As descrições dos quadros que está pintando, das paisagens, das cenas e dos personagens que vê atingem, às vezes, uma assombrosa riqueza de expressão:
“Havia moças em Saintes-Maries que lembravam Cimabue e Giotto: elas eram esguias, retas, um pouco tristes e místicas. Na praia plana e arenosa, pequenas embarcações verdes, vermelhas, azuis, tão graciosas na sua forma e cor que nos fazem pensar em flores”.
“Muitas vezes, me parece que a noite ainda é mais rica em cores que o dia, com violetas, azuis e verdes mais intensos. Se você prestar atenção verá que certas estrelas são cor de limão, outras têm fulgurações rosa, verdes, azuis, miosótis... E sem ir mais além, é evidente que para pintar um céu estrelado não é de maneira alguma suficiente colocar pontos brancos sobre um negro azulado... Eis uma mostra de noite sem negro, só de um belo azul, violeta e verde.”
“Quanto mais me torno feio,
velho, mau, doente, pobre, mais quero me vingar
usando cores brilhantes, esplendorosas...
E organizar as cores em um quadro para fazê-las vibrar valorizadas pelas contraposições é mais ou menos como dispor jóias e inventar trajes.”
“Um motivo em azul e laranja: flores-de-lis com crisântemos brancos e algumas calêndulas; um outro em lilás e amarelo: girassóis e rosas amarelas; em roxo e verde: papoulas ou gerânios vermelhos entre folhas de um verde firme; estas são as bases, que depois podem ser subdivididas, aperfeiçoadas e completadas, mas isto é suficiente para fazê-lo ver, mesmo sem quadro, que existem cores que se colocam em evidência, que se conjugam, que se completam, como se completam o homem e a mulher.”
“A cor aqui é verdadeiramente bela. Quando o verde é fresco, é rico como raramente aparece no Norte, um verde que proporciona a paz.
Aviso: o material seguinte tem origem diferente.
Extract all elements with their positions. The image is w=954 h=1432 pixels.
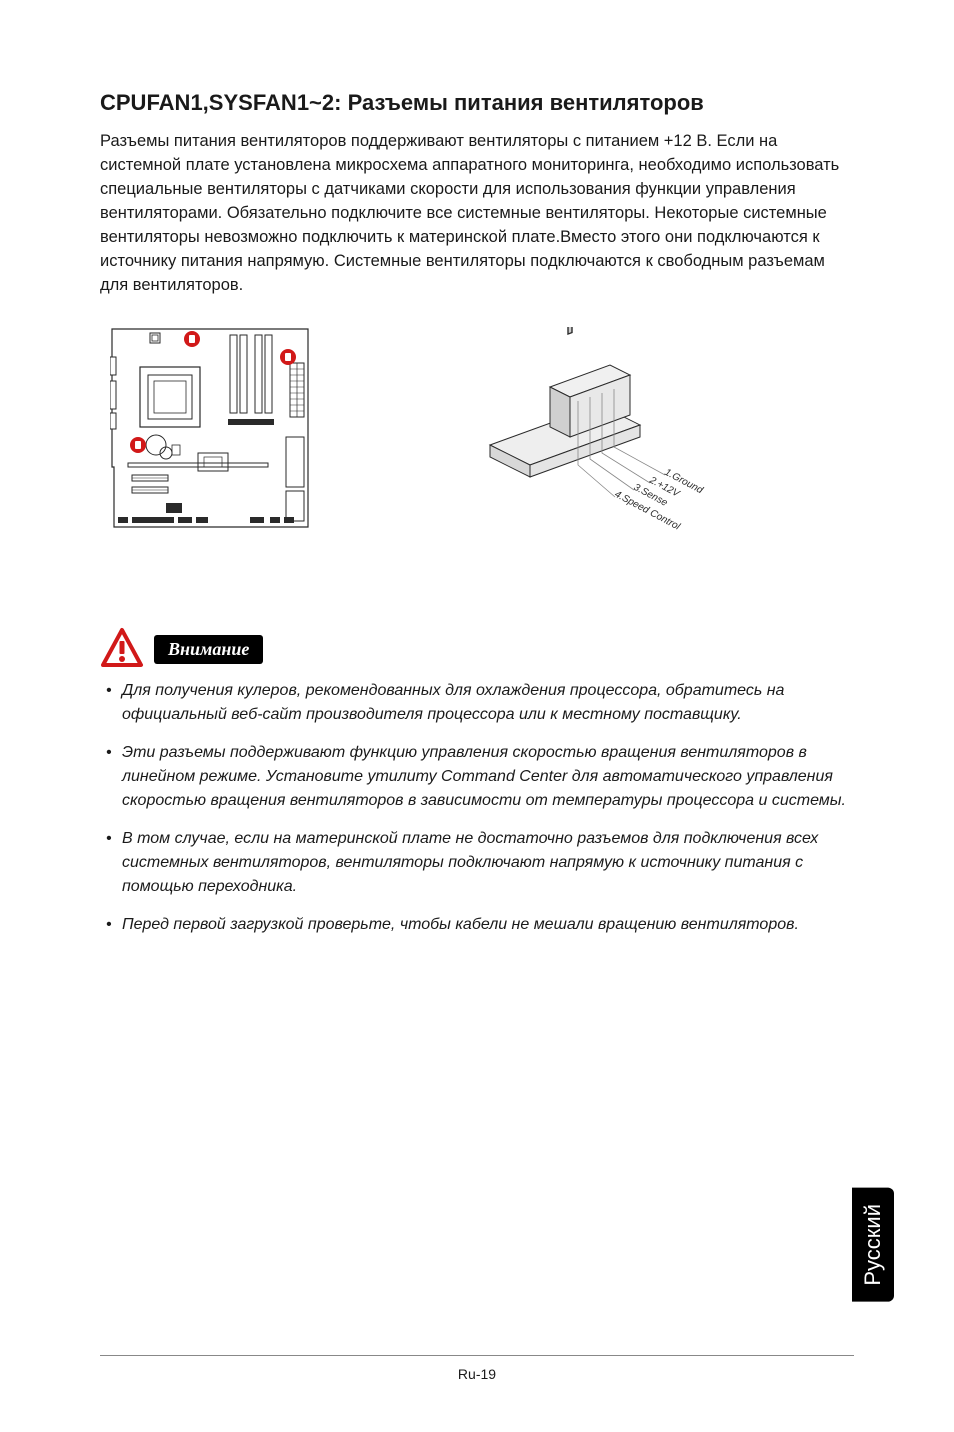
section-body: Разъемы питания вентиляторов поддерживаю… — [100, 130, 854, 297]
warning-item: В том случае, если на материнской плате … — [100, 827, 854, 899]
warning-label: Внимание — [154, 635, 263, 664]
motherboard-diagram — [110, 327, 310, 537]
warning-header: Внимание — [100, 627, 854, 671]
diagram-row: 1.Ground 2.+12V 3.Sense 4.Speed Control — [100, 327, 854, 547]
section-title: CPUFAN1,SYSFAN1~2: Разъемы питания венти… — [100, 90, 854, 116]
warning-item: Эти разъемы поддерживают функцию управле… — [100, 741, 854, 813]
language-tab: Русский — [852, 1188, 894, 1302]
warning-item: Для получения кулеров, рекомендованных д… — [100, 679, 854, 727]
warning-block: Внимание Для получения кулеров, рекоменд… — [100, 627, 854, 937]
page-number: Ru-19 — [458, 1366, 496, 1382]
warning-list: Для получения кулеров, рекомендованных д… — [100, 679, 854, 937]
fan-connector-diagram: 1.Ground 2.+12V 3.Sense 4.Speed Control — [450, 327, 730, 547]
warning-icon — [100, 627, 144, 671]
warning-item: Перед первой загрузкой проверьте, чтобы … — [100, 913, 854, 937]
page-footer: Ru-19 — [100, 1355, 854, 1382]
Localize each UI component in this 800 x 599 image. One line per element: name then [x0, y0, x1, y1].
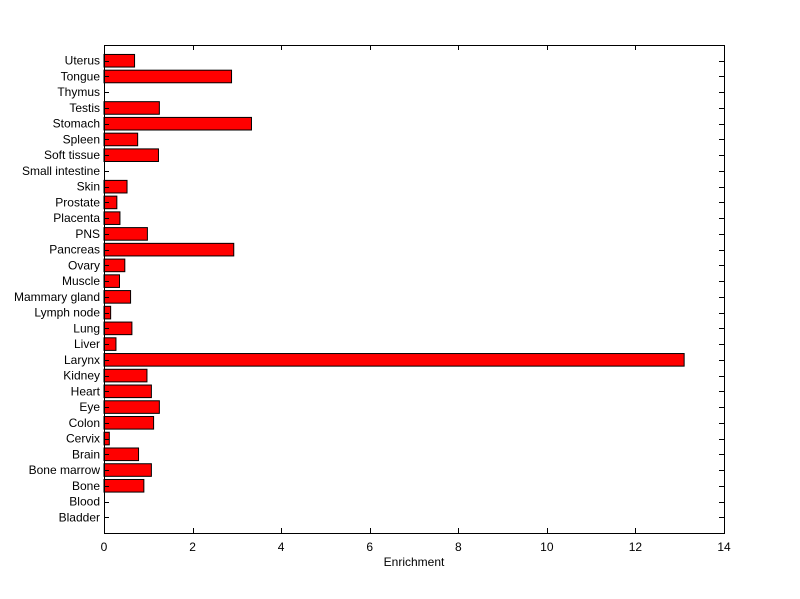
bar-kidney: [103, 368, 148, 383]
y-tick-label-brain: Brain: [72, 447, 100, 461]
bar-heart: [103, 384, 152, 399]
x-tick-label-10: 10: [540, 540, 554, 554]
y-tick-label-bone-marrow: Bone marrow: [29, 463, 101, 477]
y-tick-label-blood: Blood: [69, 495, 100, 509]
x-tick-label-12: 12: [629, 540, 643, 554]
x-tick-labels-group: 0 2 4 6 8 10 12 14: [101, 540, 731, 554]
x-tick-label-4: 4: [278, 540, 285, 554]
bar-colon: [103, 416, 155, 430]
y-tick-label-muscle: Muscle: [62, 274, 100, 288]
y-tick-label-bladder: Bladder: [59, 510, 100, 524]
y-tick-label-larynx: Larynx: [64, 353, 100, 367]
x-tick-label-6: 6: [366, 540, 373, 554]
bar-spleen: [103, 132, 139, 147]
bar-skin: [103, 179, 128, 194]
bar-soft-tissue: [103, 148, 159, 162]
y-tick-label-spleen: Spleen: [63, 132, 100, 146]
bar-eye: [103, 400, 160, 414]
y-tick-label-placenta: Placenta: [53, 211, 100, 225]
bar-mammary-gland: [103, 290, 132, 304]
y-tick-label-pns: PNS: [75, 227, 100, 241]
y-tick-label-tongue: Tongue: [61, 69, 101, 83]
x-tick-label-0: 0: [101, 540, 108, 554]
bar-bone-marrow: [103, 463, 152, 477]
y-tick-label-mammary-gland: Mammary gland: [14, 290, 100, 304]
y-tick-label-prostate: Prostate: [55, 195, 100, 209]
y-tick-label-skin: Skin: [77, 180, 100, 194]
y-tick-label-testis: Testis: [69, 101, 100, 115]
x-tick-label-2: 2: [189, 540, 196, 554]
y-tick-label-liver: Liver: [74, 337, 100, 351]
y-tick-label-soft-tissue: Soft tissue: [44, 148, 100, 162]
x-tick-label-8: 8: [455, 540, 462, 554]
y-tick-label-uterus: Uterus: [65, 54, 100, 68]
bar-tongue: [103, 69, 233, 84]
bar-larynx: [103, 353, 685, 367]
bar-pns: [103, 227, 148, 241]
y-tick-label-thymus: Thymus: [57, 85, 100, 99]
y-tick-label-lung: Lung: [73, 321, 100, 335]
bar-bone: [103, 478, 145, 493]
y-tick-label-lymph-node: Lymph node: [34, 306, 100, 320]
bar-uterus: [103, 53, 136, 68]
y-tick-label-heart: Heart: [71, 384, 101, 398]
y-tick-label-cervix: Cervix: [66, 432, 100, 446]
y-tick-label-kidney: Kidney: [63, 369, 100, 383]
y-tick-label-eye: Eye: [79, 400, 100, 414]
y-tick-label-colon: Colon: [69, 416, 100, 430]
y-tick-label-bone: Bone: [72, 479, 100, 493]
y-tick-label-stomach: Stomach: [53, 117, 100, 131]
bars-group: [103, 53, 685, 493]
bar-brain: [103, 447, 140, 462]
y-tick-label-pancreas: Pancreas: [49, 243, 100, 257]
x-tick-label-14: 14: [717, 540, 731, 554]
x-axis-label: Enrichment: [384, 555, 445, 569]
plot-frame: [104, 45, 725, 534]
bar-pancreas: [103, 242, 235, 257]
y-tick-label-ovary: Ovary: [68, 258, 100, 272]
bar-testis: [103, 101, 160, 115]
bar-stomach: [103, 116, 252, 131]
y-tick-label-small-intestine: Small intestine: [22, 164, 100, 178]
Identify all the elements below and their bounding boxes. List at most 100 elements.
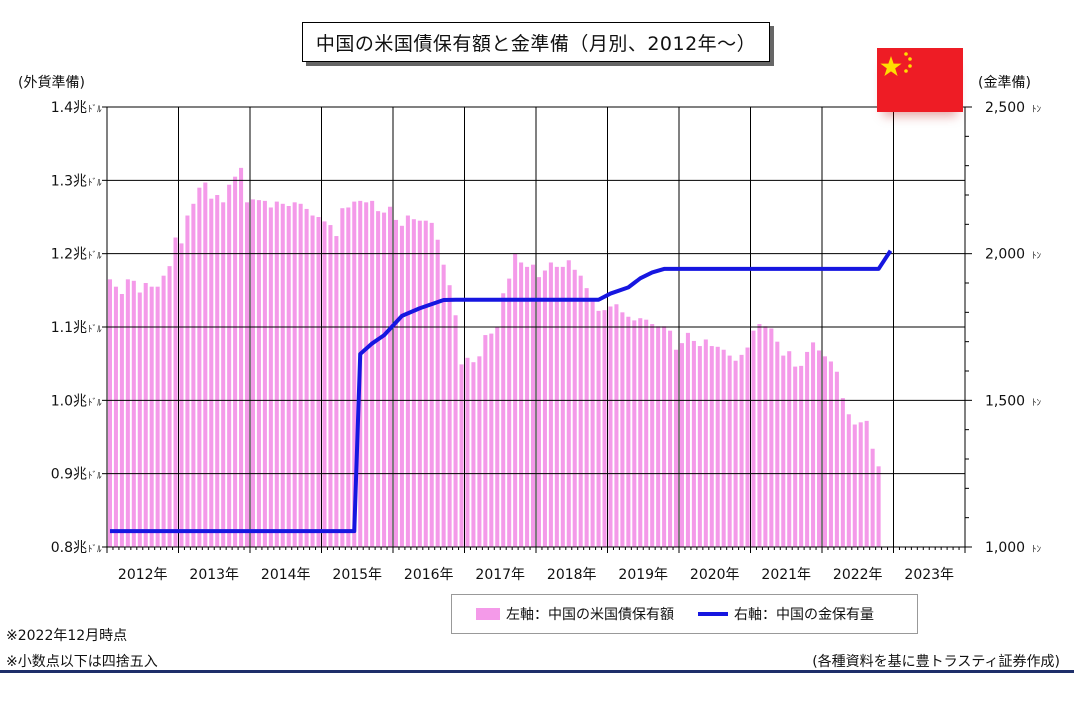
bar [870,448,875,547]
left-axis-ticks: 0.8兆 ﾄﾞﾙ0.9兆 ﾄﾞﾙ1.0兆 ﾄﾞﾙ1.1兆 ﾄﾞﾙ1.2兆 ﾄﾞﾙ1.3兆ﾄ… [51,100,107,556]
left-tick-unit: ﾄﾞﾙ [88,471,102,482]
bar [632,320,637,547]
bar [393,219,398,547]
gold-line [109,249,893,534]
x-tick-label: 2022年 [833,567,883,583]
right-tick-label: 2,500 [985,100,1025,116]
bar [215,195,220,547]
x-tick-label: 2014年 [261,567,311,583]
left-tick-label: 1.1兆 [51,320,87,336]
flag-star-small [904,69,908,73]
bar [268,207,273,547]
x-tick-label: 2012年 [118,567,168,583]
bar [846,414,851,547]
x-tick-label: 2018年 [547,567,597,583]
bar [239,167,244,547]
left-tick-unit: ﾄﾞﾙ [88,251,102,262]
bar [674,349,679,547]
bar [560,266,565,547]
bar [465,357,470,547]
bar [405,215,410,547]
bar [191,203,196,548]
bar-series [107,167,881,548]
bar [662,326,667,547]
bar [852,424,857,547]
bar [495,327,500,547]
bar [131,280,136,547]
x-tick-label: 2020年 [690,567,740,583]
bar [161,275,166,547]
bar [209,198,214,548]
bar [685,332,690,547]
x-tick-label: 2017年 [475,567,525,583]
bar [107,279,112,547]
bar [411,219,416,547]
bar [340,208,345,547]
bar [638,318,643,547]
bar [727,355,732,547]
bar [751,330,756,547]
bar [286,206,291,547]
bar [346,207,351,547]
bar [489,333,494,547]
bar [221,202,226,547]
bar [429,222,434,547]
bar [227,184,232,548]
bar [572,269,577,547]
bar [125,279,130,547]
left-tick-unit: ﾄﾞﾙ [88,544,102,555]
bar [245,202,250,547]
bar [596,310,601,547]
bar [828,361,833,547]
bar [644,319,649,547]
source-note: (各種資料を基に豊トラスティ証券作成) [812,654,1060,670]
flag-star-small [908,64,912,68]
bar [584,288,589,547]
bar [447,285,452,547]
note-date: ※2022年12月時点 [6,628,128,644]
bar [703,339,708,547]
bar [197,187,202,548]
x-tick-label: 2013年 [189,567,239,583]
bar [840,398,845,547]
bar [733,360,738,547]
bar [280,203,285,548]
bar [441,264,446,547]
bar [656,326,661,547]
left-axis-label: (外貨準備) [18,75,85,91]
legend-item-line: 右軸：中国の金保有量 [698,604,874,624]
chart-title: 中国の米国債保有額と金準備（月別、2012年～） [302,22,770,62]
bar [602,310,607,547]
bar [364,202,369,547]
bar [697,346,702,547]
right-tick-label: 2,000 [985,247,1025,263]
bar [137,292,142,547]
bar [757,324,762,547]
bar [173,237,178,547]
bar [542,270,547,547]
flag-star-small [908,57,912,61]
bar [477,356,482,547]
bar [763,326,768,547]
right-tick-unit: ﾄﾝ [1032,105,1042,115]
bar [799,365,804,547]
bar [185,215,190,547]
bar [548,262,553,547]
bar [805,351,810,547]
bar [614,304,619,547]
bar [483,335,488,547]
right-tick-unit: ﾄﾝ [1032,252,1042,262]
bar [453,315,458,547]
bar [304,208,309,547]
bar [811,342,816,547]
bar [745,347,750,547]
note-rounding: ※小数点以下は四捨五入 [6,654,158,670]
bar [256,200,261,547]
left-tick-label: 1.0兆 [51,393,87,409]
bar [834,371,839,547]
bar [310,215,315,547]
bar [679,343,684,547]
legend-label-bars: 左軸：中国の米国債保有額 [506,607,674,623]
bar [650,324,655,547]
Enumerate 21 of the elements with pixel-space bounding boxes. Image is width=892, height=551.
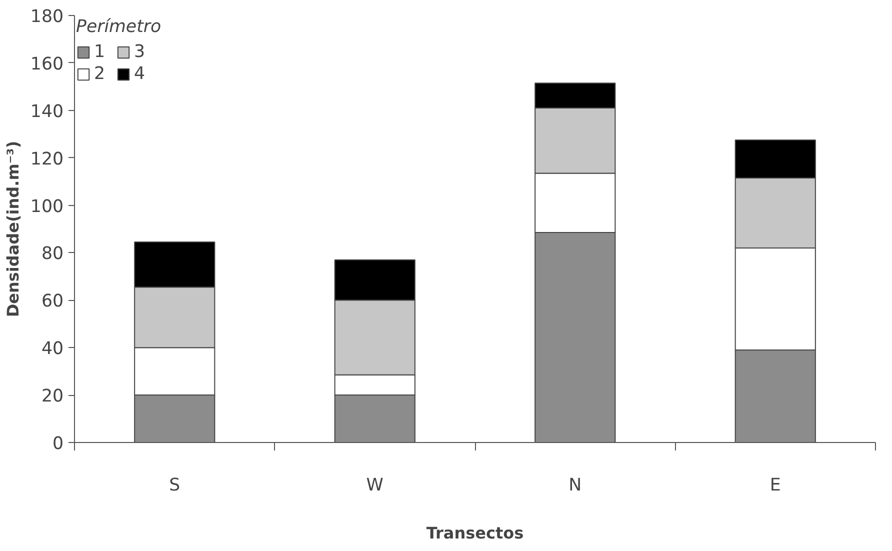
legend-title: Perímetro [76, 17, 162, 37]
y-tick-label: 20 [41, 386, 64, 407]
legend-label: 4 [134, 64, 146, 84]
y-tick-label: 140 [30, 102, 64, 122]
x-tick-label: N [568, 476, 582, 496]
x-tick-label: E [770, 476, 781, 496]
y-tick-label: 80 [41, 244, 64, 264]
legend-label: 3 [134, 42, 146, 62]
y-tick-label: 0 [52, 434, 64, 454]
x-tick-label: S [169, 476, 180, 496]
legend-label: 1 [94, 42, 106, 62]
x-tick-label: W [366, 476, 384, 496]
x-axis-title: Transectos [426, 524, 524, 542]
y-tick-label: 60 [41, 292, 64, 312]
legend-label: 2 [94, 64, 106, 84]
y-tick-label: 180 [30, 7, 64, 27]
y-axis-title: Densidade(ind.m⁻³) [3, 140, 22, 318]
y-tick-label: 120 [30, 149, 64, 170]
y-tick-label: 100 [30, 196, 64, 217]
y-tick-label: 40 [41, 339, 64, 360]
y-tick-label: 160 [30, 54, 64, 74]
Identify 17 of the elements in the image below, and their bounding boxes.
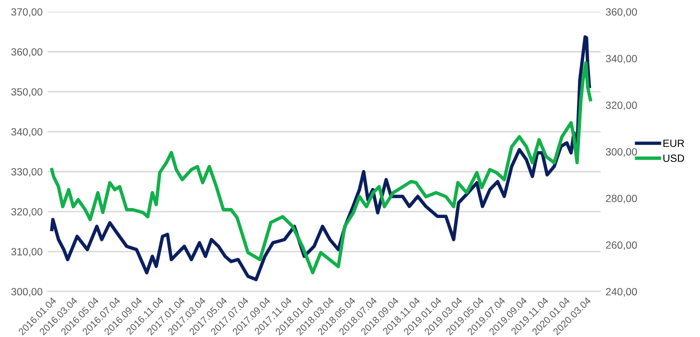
y-tick-label: 340,00 <box>11 128 42 137</box>
y2-tick-label: 240,00 <box>606 288 637 297</box>
y-tick-label: 350,00 <box>11 88 42 97</box>
y-tick-label: 320,00 <box>11 208 42 217</box>
y2-tick-label: 340,00 <box>606 54 637 64</box>
y2-tick-label: 260,00 <box>606 241 637 250</box>
y-tick-label: 370,00 <box>11 8 42 17</box>
y2-tick-label: 320,00 <box>606 102 637 110</box>
y-tick-label: 330,00 <box>11 168 42 177</box>
y2-tick-label: 360,00 <box>606 8 637 17</box>
y-tick-label: 360,00 <box>11 48 42 57</box>
y-tick-label: 310,00 <box>11 248 42 257</box>
y-tick-label: 300,00 <box>11 288 42 297</box>
y2-tick-label: 300,00 <box>606 148 637 157</box>
legend-label: USD <box>663 154 684 162</box>
legend-label: EUR <box>663 140 684 147</box>
y2-tick-label: 280,00 <box>606 194 637 204</box>
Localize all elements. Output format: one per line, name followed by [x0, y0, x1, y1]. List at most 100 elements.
Quando está avermelhado, coberto de pó, não se torna feio por isso, mas a paisagem assume, então, todos os matizes dos tons dourados:
ouro-verde, ouro-amarelo, ouro-rosa, ouro cor de bronze, ouro-acobreado e
também amarelo-limão e amarelo-descolorido, o amarelo, por exemplo, de um monte de trigo debulhado. Quanto ao azul, vai do mais profundo, na água, ao azul do miosótis, ao cobalto, sobretudo ao azul-claro, transparente, ao azul-verde, ao azul-violeta. Isto, naturalmente, exige o laranja-forte: um rosto queimado pelo sol torna-se alaranjado. E depois, com muito amarelo, o violeta começa, de repente, a cantar.”
A propósito do seu Café à noite:
“Nesta tela existem cinco ou seis vermelhos diferentes, do
vermelho-sangue ao rosa-suave, que se contrapõem aos ver-
des-pálidos ou escuros”.
“Passei três noites acordado pintando e depois dormindo
durante o dia. Por tudo, uma luta e um contraste dos verdes
e dos vermelhos mais diversos. Procurei exprimir com o ver-
melho e o verde as terríveis paixões humanas.”